A key strength of this study lies in the introduction and evaluation of novel 18F-FDG-PET parameters related to CSF glucose dynamics, which, to the best of our knowledge, have not been previously described in the literature. However, there are notable limitations to consider. CSF regions were defined using the WFU PickAtlas toolbox, which allows the identification of intraventricular spaces (lateral, third, and fourth ventricles), but does not include subarachnoid spaces. As such, our findings specifically reflect intraventricular FDG dynamics and cannot be extrapolated to extracerebral CSF compartments. Future studies employing dedicated segmentation pipelines or dynamic imaging may provide a more comprehensive assessment of global CSF glucose metabolism. Additionally, the selection of the control group, consisting of individuals with functional neurological disorder or tension-type headache, represent a potential limitation. Nonetheless, these subjects were carefully screened to exclude any abnormal CSF findings or structural/metabolic brain alterations. Additionally, the cross-sectional nature of this study limits our ability to assess causal relationships or temporal dynamics. In particular, the lack of longitudinal follow-up prevented us from determining whether the 18F-FDG-PET alterations observed were associated with a more severe trajectory of disease progression. Future longitudinal studies involving larger and more diverse populations, such as those with preclinical AD, as well as consideration of other physiological variables (e.g., diet, physical activity) that may influence brain bioenergetics and glucose transport, will be crucial to validate and expand upon these findings.

5. Conclusions

Overall, our findings suggest that FDG_Ventricles and the FDG_Ventricles/FDG_Cortex ratio may reflect both metabolic dysfunction and altered glucose dynamics in patients with AD. Furthermore, these measures are associated with key factors such as age, BBB integrity, and mitochondrial dysfunction, with distinct patterns observed across different APOE genotypes.
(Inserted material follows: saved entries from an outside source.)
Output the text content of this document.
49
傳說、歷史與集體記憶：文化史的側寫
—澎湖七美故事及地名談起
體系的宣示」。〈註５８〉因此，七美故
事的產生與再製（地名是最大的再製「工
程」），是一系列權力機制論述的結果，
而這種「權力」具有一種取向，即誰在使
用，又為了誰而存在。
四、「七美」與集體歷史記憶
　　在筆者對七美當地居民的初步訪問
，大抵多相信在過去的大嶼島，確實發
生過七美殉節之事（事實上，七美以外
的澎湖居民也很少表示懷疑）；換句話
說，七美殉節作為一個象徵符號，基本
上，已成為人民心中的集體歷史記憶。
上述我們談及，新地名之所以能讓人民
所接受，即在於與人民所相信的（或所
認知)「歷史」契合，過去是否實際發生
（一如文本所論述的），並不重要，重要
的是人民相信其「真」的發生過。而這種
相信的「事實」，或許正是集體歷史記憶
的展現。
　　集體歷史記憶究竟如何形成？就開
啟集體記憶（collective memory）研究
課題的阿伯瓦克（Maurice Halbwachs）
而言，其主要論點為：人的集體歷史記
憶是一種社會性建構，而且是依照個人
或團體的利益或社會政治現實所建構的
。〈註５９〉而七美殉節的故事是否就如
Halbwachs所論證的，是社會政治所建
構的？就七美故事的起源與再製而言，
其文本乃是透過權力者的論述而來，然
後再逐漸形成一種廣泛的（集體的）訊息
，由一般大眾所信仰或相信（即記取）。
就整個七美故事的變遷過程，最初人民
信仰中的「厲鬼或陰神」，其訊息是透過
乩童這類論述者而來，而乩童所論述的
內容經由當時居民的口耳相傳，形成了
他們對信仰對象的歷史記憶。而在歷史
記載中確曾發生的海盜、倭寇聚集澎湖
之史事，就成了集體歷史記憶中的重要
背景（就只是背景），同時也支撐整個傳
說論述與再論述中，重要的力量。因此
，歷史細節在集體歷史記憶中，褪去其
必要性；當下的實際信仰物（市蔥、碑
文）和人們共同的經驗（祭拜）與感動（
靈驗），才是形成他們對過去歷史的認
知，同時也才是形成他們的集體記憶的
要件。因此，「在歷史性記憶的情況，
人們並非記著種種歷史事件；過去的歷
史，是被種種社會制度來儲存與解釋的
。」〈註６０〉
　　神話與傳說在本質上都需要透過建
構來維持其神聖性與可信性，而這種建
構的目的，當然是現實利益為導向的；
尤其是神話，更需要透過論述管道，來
While our cross-sectional design does not allow for causal inference, these associations are consistent with the hypothesis that bioenergetic imbalance plays a role in the pathophysiology of AD. If validated in longitudinal studies, biomarkers sensitive to early metabolic shifts could contribute to identifying individuals at increased risk of AD. Moreover, given that several therapeutic strategies for AD aim to target metabolic dysfunction, such parameters might prove useful in identifying treatment-responsive individuals and in monitoring therapeutic efficacy.